BRASÍLIA - O Congresso Nacional deve aprovar uma autorização para que o governo faça o remanejamento de gastos com custeio e investimentos para despesas obrigatórias por meio de decreto. O acerto deve dar mais flexibilidade à equipe econômica para recompor gastos que ficaram maquiados no Orçamento de 2021 e, assim, ajudar no acordo para sancionar a peça orçamentária.

A possibilidade de bloquear os chamados gastos discricionários para recompor despesas com Previdência, seguro-desemprego e subsídios, que ficaram subestimadas no Orçamento aprovado pelos parlamentares, foi antecipada no sábado pelo Estadão/Broadcast. Hoje, um remanejamento de dotações desse tipo requer a aprovação de um projeto de lei pelo Congresso Nacional.

De acordo com o deputado Efraim Filho (DEM-PB), relator do projetoo que altera a Lei de Diretrizes Orçamentárias (LDO) para flexibilizar o aumento de gastos neste ano,  o governo poderá bloquear R$ 9,5 bilhões em despesas discricionárias, aquelas sob o guarda-chuva dos ministérios, para recompor gastos obrigatórios, como na Previdência Social. 

A estratégia é dar ao governo instrumento para cancelar despesas de custeio ou investimento sob responsabilidade do Executivo e, assim, amenizar a tesourada sobre as emendas de relator (que, no jargão orçamentário, têm outro tipo de classificação).

A cúpula do Congresso tentou nos últimos dias, com base em pareceres de consultores legislativos, convencer o presidente Jair Bolsonaro de que não há risco de sancionar integralmente o Orçamento.

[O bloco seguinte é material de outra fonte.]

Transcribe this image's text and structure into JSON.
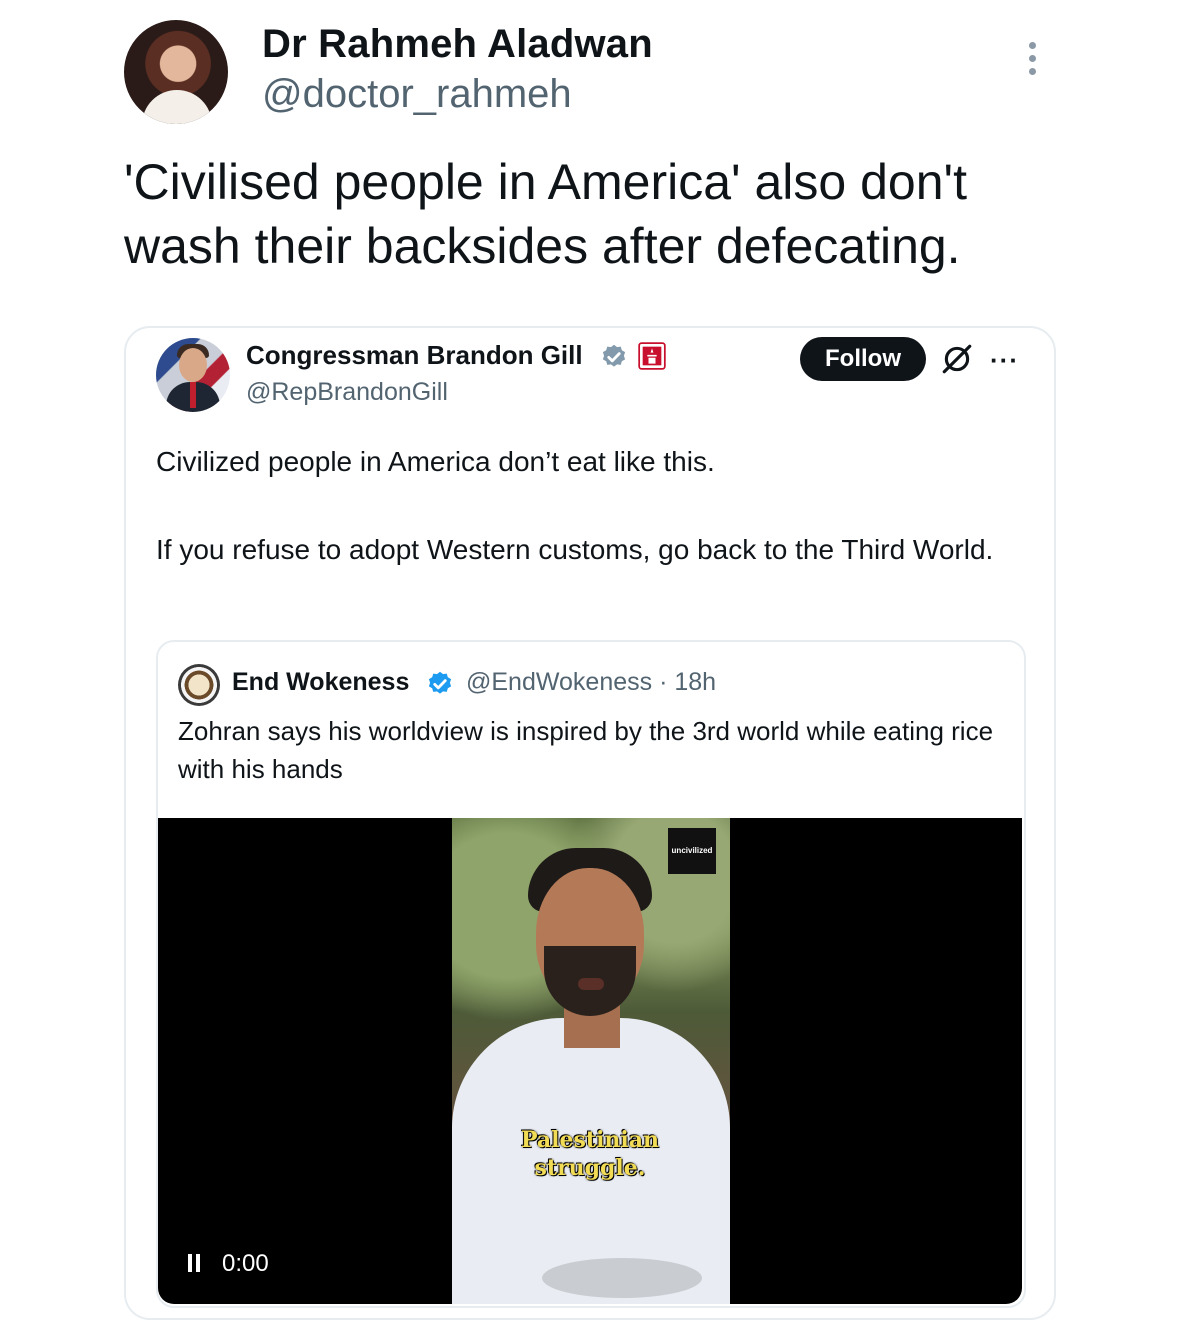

A equipe econômica, por sua vez, vai na direção contrária e vê necessidade de veto para evitar que o texto seja avalizado com despesas maquiadas, depois de os congressistas terem turbinado emendas à custa de cortes em gastos como benefícios previdenciários. A própria consultoria da Câmara reconheceu que a insuficiência é de R$ 21,3 bilhões.

Por trás do movimento da cúpula do Congresso está o desejo de garantir a obrigação do governo em executar essas emendas, que são impositivas. Se o Legislativo concorda com o envio posterior de um projeto de lei para recompor as emendas vetadas, essas novas despesas aprovadas não serão impositivas e podem sofrer mudanças ou remanejamentos – o que os parlamentares querem evitar.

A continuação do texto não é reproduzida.